Protocol buffers - U8NWXD/oppia-wiki GitHub Wiki

Introduction
Support for protocol buffers
- Install proto files
- Generate code from proto files
Adding your own proto files
Examples
- Oppia ML

Introduction

At Oppia, we need to be able to store and transfer data in a language-agnostic way, for example between our frontend and backend code. We mostly use JSON, but we sometimes use protocol buffers instead. To quote from its documentation:

Protocol buffers are a language-neutral, platform-neutral extensible mechanism for serializing structured data.

Practically speaking, this means you can define a data structure in a *.proto file (called a proto file). Then, you can run a command to generate code for reading and writing that data structure. The magic comes from the fact that the generated code can be in many different languages. This lets you define a data structure once and use it in both Python and JavaScript, for example. We use buf to perform this code generation.

Below, we'll discuss how we use protocol buffers at Oppia.

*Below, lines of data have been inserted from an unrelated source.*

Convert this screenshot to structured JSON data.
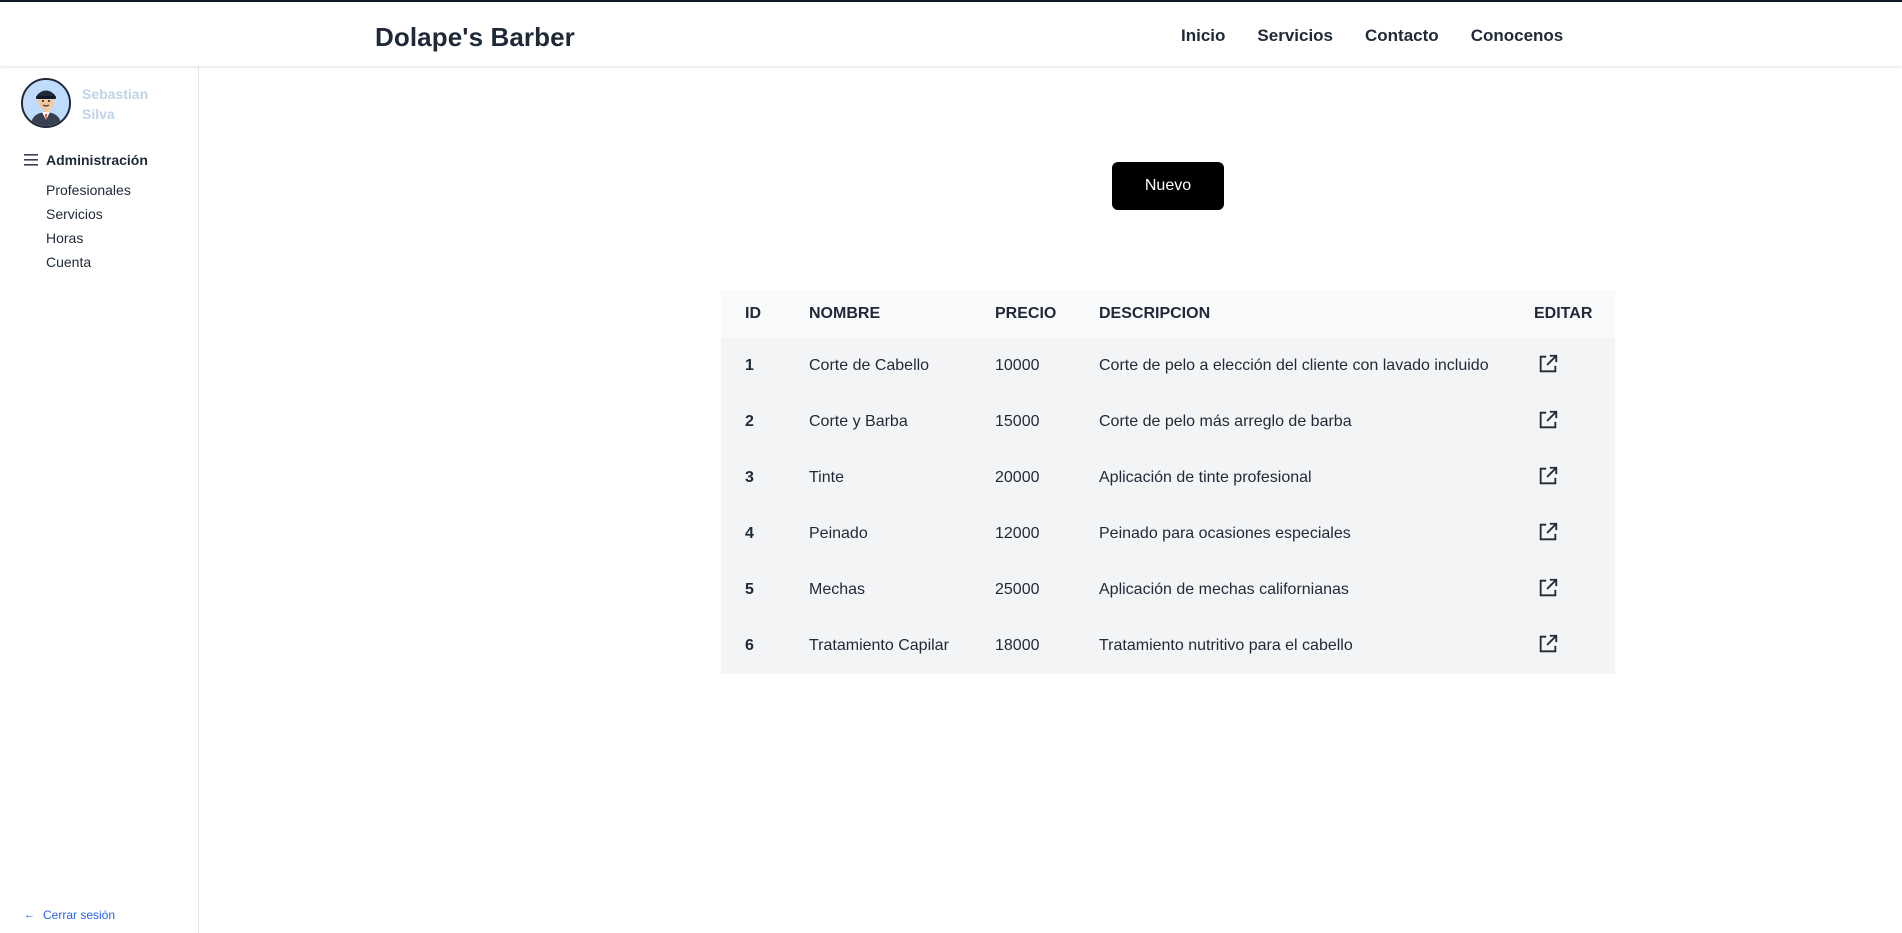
{
  "header": {
    "brand": "Dolape's Barber",
    "nav": [
      "Inicio",
      "Servicios",
      "Contacto",
      "Conocenos"
    ]
  },
  "sidebar": {
    "user_name": "Sebastian Silva",
    "section_label": "Administración",
    "items": [
      "Profesionales",
      "Servicios",
      "Horas",
      "Cuenta"
    ],
    "logout_label": "Cerrar sesión"
  },
  "main": {
    "new_button": "Nuevo",
    "table": {
      "headers": [
        "ID",
        "NOMBRE",
        "PRECIO",
        "DESCRIPCION",
        "EDITAR"
      ],
      "rows": [
        {
          "id": "1",
          "nombre": "Corte de Cabello",
          "precio": "10000",
          "descripcion": "Corte de pelo a elección del cliente con lavado incluido"
        },
        {
          "id": "2",
          "nombre": "Corte y Barba",
          "precio": "15000",
          "descripcion": "Corte de pelo más arreglo de barba"
        },
        {
          "id": "3",
          "nombre": "Tinte",
          "precio": "20000",
          "descripcion": "Aplicación de tinte profesional"
        },
        {
          "id": "4",
          "nombre": "Peinado",
          "precio": "12000",
          "descripcion": "Peinado para ocasiones especiales"
        },
        {
          "id": "5",
          "nombre": "Mechas",
          "precio": "25000",
          "descripcion": "Aplicación de mechas californianas"
        },
        {
          "id": "6",
          "nombre": "Tratamiento Capilar",
          "precio": "18000",
          "descripcion": "Tratamiento nutritivo para el cabello"
        }
      ],
      "edit_icon": "external-link-icon"
    }
  },
  "colors": {
    "text_dark": "#1f2937",
    "username": "#bfd3e8",
    "link_blue": "#2563eb",
    "button_bg": "#000000",
    "table_header_bg": "#f9fafb",
    "table_row_bg": "#f3f4f6"
  }
}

Support for protocol buffers

Install proto files

We expect proto files to be defined in their own repositories, which we download and install as dependencies. In manifest.json, the proto section describes how to download proto files:

"proto": {
  "oppiaMlProto": {
    "version": "0.0.0",
    "downloadFormat": "zip",
    "url": "https://github.com/oppia/oppia-ml-proto/archive/0.0.0.zip",
    "rootDirPrefix": "oppia-ml-proto-",
    "targetDirPrefix": "oppia-ml-proto-"
  }
},

In this case oppiaMlProto says to download the version 0.0.0 archive of the oppia/oppia-ml-proto repository and unzip the contents, prefixing the unzipped folder with oppia-ml-proto. The folder will be placed in third_party/ by scripts/install_third_party.py.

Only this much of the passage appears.